Le taux d’abstention aux élections législatives pose la question de la représentativité des députés

Le taux d’abstention aux élections législatives pose la question de la représentativité des députés

04/01/2026 - 12:12
Le taux d’abstention aux élections législatives pose la question de la représentativité des députés
Le taux d’abstention aux élections législatives pose la question de la représentativité des députés

La Côte d’Ivoire a renouvelé son Parlement le 27 décembre dernier, à l’issue d’un scrutin marqué par une faible participation électorale.
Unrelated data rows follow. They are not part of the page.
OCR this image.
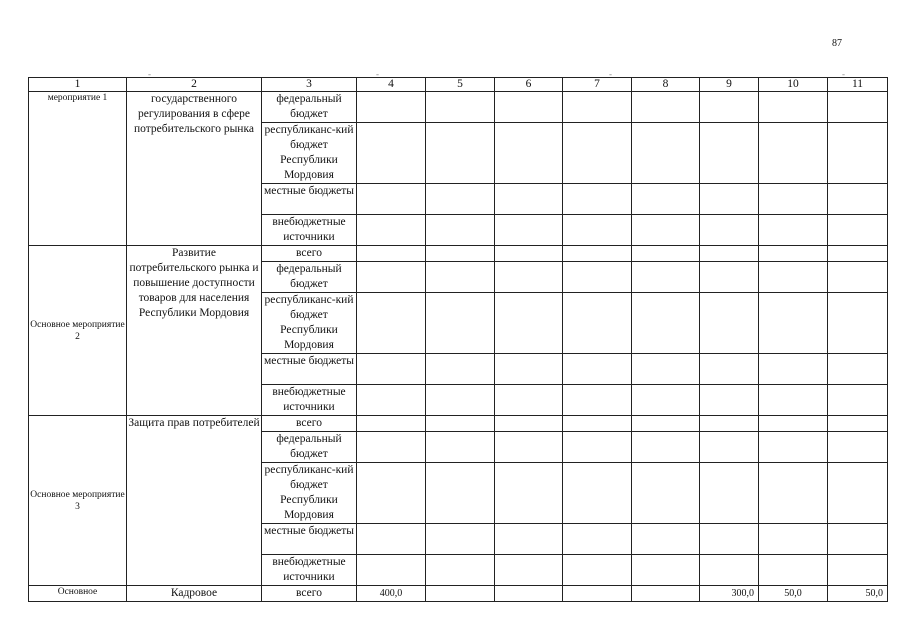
87
-	-	-	-
1	2	3	4	5	6	7	8	9	10	11
мероприятие 1	государственного регулирования в сфере потребительского рынка	федеральный бюджет								
		республиканс-кий бюджет Республики Мордовия								
		местные бюджеты								
		внебюджетные источники								
Основное мероприятие 2	Развитие потребительского рынка и повышение доступности товаров для населения Республики Мордовия	всего								
		федеральный бюджет								
		республиканс-кий бюджет Республики Мордовия								
		местные бюджеты								
		внебюджетные источники								
Основное мероприятие 3	Защита прав потребителей	всего								
		федеральный бюджет								
		республиканс-кий бюджет Республики Мордовия								
		местные бюджеты								
		внебюджетные источники								
Основное	Кадровое	всего	400,0					300,0	50,0	50,0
Dans de nombreux bureaux de vote, l’affluence est restée limitée, confirmant une tendance observée depuis plusieurs années lors des scrutins législatifs et locaux.

Depuis l’instauration du pluralisme politique, ces consultations peinent à susciter l’adhésion des citoyens. Les tensions récurrentes et les crises électorales successives ont progressivement installé un climat de méfiance, voire de lassitude, au sein de la population.

Le calendrier du scrutin n’a pas non plus favorisé une forte mobilisation. Organisées entre Noël et le Nouvel An, les élections se sont tenues durant une période de forte mobilité des populations.

Résultat : sur un fichier électoral estimé à plus de huit millions d’inscrits, seuls environ trois millions de citoyens auraient pris part au vote.

Un défi pour la légitimité démocratique

Ce faible taux de participation pose la question centrale de la représentativité des élus. Investis du pouvoir législatif et chargés de porter la voix du peuple à l’Assemblée nationale, les députés tirent leur légitimité d’un scrutin auquel seule une minorité a participé, dans un pays qui compte aujourd’hui plus de trente millions d’habitants.

Face à ce déficit démocratique, une réflexion de fond doit mobiliser les acteurs politiques, les intellectuels et la société civile. L’Assemblée nationale, en tant que contre-pouvoir essentiel, nécessite une plus grande ouverture du jeu démocratique afin de restaurer la confiance des électeurs.

L’histoire politique récente montre que l’inclusion de l’opposition peut contribuer à la stabilité institutionnelle. Sous la présidence de Laurent Gbagbo, par exemple, la forte représentation du PDCI-RDA au Parlement avait favorisé une collaboration politique permettant un meilleur équilibre des institutions de la République.

Vers une nécessaire remobilisation

À l’approche des prochaines élections locales, il est crucial de tirer les leçons du passé. Sans réformes appropriées et sans une meilleure prise en compte de la voix des citoyens, le risque de voir s’amplifier la désaffection électorale est réel.

La démocratie demeure un processus en construction qui nécessite l'implication de tous, notamment celle d’une jeunesse de plus en plus connectée et attentive aux évolutions démocratiques régionales.

La classe politique et la société civile doivent impérativement s'attaquer aux causes de ce désengagement. C’est à ce prix que le choix des électeurs pourra réellement refléter la volonté populaire et redonner tout son sens à la gouvernance représentative.